А почему умер Юлиан?
Рок знает, что говорит: у него мать работает в бюро стандартов. Судя по всему, он сам ее терпеть не может, и это нас сближает. Но не только – слова его звучат утешительно. Он не согласен с правилами, но вынужден им следовать. Значит, и я могу вытерпеть, пока не наберусь сил их изменить.
– Пошли к остальным, – киваю я, поднимаясь на ноги.
В парадном зале над стульями вокруг стола сияют золотом наши имена, уже без результатов испытаний. Имена появились и под рукой примаса на черной стеле. Мое стоит верхним, но до вожделенной цели еще расти и расти.
Кое-кто плачет за столом, утешая друг друга, некоторые молча сидят на полу, привалившись к стене и опустив голову на руки. Какая-то девушка бродит, припадая на ногу, в поисках пропавшей подружки. Антония злобно сверлит глазами малыша Севро, который деловито уплетает что-то с тарелки. Ни у кого больше, похоже, аппетита нет. Честно говоря, не ожидал, что он выживет, девяносто девятый на экзаменах и последний отобранный в братство. Согласно теории Рока, шансов у Севро не было.
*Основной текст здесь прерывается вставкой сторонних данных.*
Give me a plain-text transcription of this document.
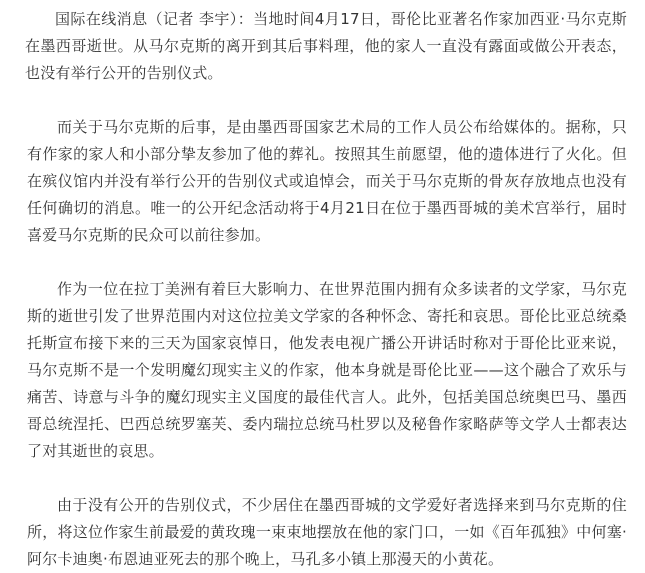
国际在线消息（记者 李宇）：当地时间4月17日，哥伦比亚著名作家加西亚·马尔克斯在墨西哥逝世。从马尔克斯的离开到其后事料理，他的家人一直没有露面或做公开表态，也没有举行公开的告别仪式。

而关于马尔克斯的后事，是由墨西哥国家艺术局的工作人员公布给媒体的。据称，只有作家的家人和小部分挚友参加了他的葬礼。按照其生前愿望，他的遗体进行了火化。但在殡仪馆内并没有举行公开的告别仪式或追悼会，而关于马尔克斯的骨灰存放地点也没有任何确切的消息。唯一的公开纪念活动将于4月21日在位于墨西哥城的美术宫举行，届时喜爱马尔克斯的民众可以前往参加。

作为一位在拉丁美洲有着巨大影响力、在世界范围内拥有众多读者的文学家，马尔克斯的逝世引发了世界范围内对这位拉美文学家的各种怀念、寄托和哀思。哥伦比亚总统桑托斯宣布接下来的三天为国家哀悼日，他发表电视广播公开讲话时称对于哥伦比亚来说，马尔克斯不是一个发明魔幻现实主义的作家，他本身就是哥伦比亚——这个融合了欢乐与痛苦、诗意与斗争的魔幻现实主义国度的最佳代言人。此外，包括美国总统奥巴马、墨西哥总统涅托、巴西总统罗塞芙、委内瑞拉总统马杜罗以及秘鲁作家略萨等文学人士都表达了对其逝世的哀思。

由于没有公开的告别仪式，不少居住在墨西哥城的文学爱好者选择来到马尔克斯的住所，将这位作家生前最爱的黄玫瑰一束束地摆放在他的家门口，一如《百年孤独》中何塞·阿尔卡迪奥·布恩迪亚死去的那个晚上，马孔多小镇上那漫天的小黄花。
Великан Титус обзавелся синяками, кулаки разбиты в кровь. Он стоит в стороне с надменной усмешкой, словно все происходящее – чья-то удачная шутка. Рок что-то тихо говорит хромой, которую зовут Лия, и та с рыданиями бросается на пол, сдергивает с пальца кольцо и отшвыривает в сторону. Огромные оленьи глаза блестят от слез. Рок садится рядом, берет ее за руку. Во всем зале спокоен он один. Неужели так же спокойно и сосредоточенно он только что душил кого-то в камере?
Осматриваюсь, крутя на пальце золотое кольцо. Кто-то дает мне шутливый подзатыльник:
– Привет, брат!
– Кассий! – киваю приветливо. Его золотые локоны даже не растрепались.
– Мои поздравления, а то я уж боялся, что у тебя вся сила в мозгах, – смеется красавчик, но в глазах его заметен тревожный огонек. Обнимает меня за плечи и оглядывает зал, морща нос. – Ну что за нюни развели, позорище! – Ухмыляясь, кивает на девицу с разбитым носом. – Превратилась в какую-то страшилу… хоть ее и раньше нельзя было назвать красавицей, а? Что скажешь? – Я молчу, не в силах собраться с мыслями. Кассий хмурится. – Ты что, тоже в трансе или горло перебито?
– Просто не до шуток сейчас, – кривлюсь я, – мне здорово досталось по башке. Еще, кажется, плечо вывихнуто. К такому я не привык.
– С плечом мы мигом разберемся… – Он небрежно хватает мою руку и сильно дергает, выправляя сустав. Я успеваю только охнуть от боли. Кассий довольно хохочет, хлопая меня по тому же плечу. – Отлично! Теперь мне подсоби.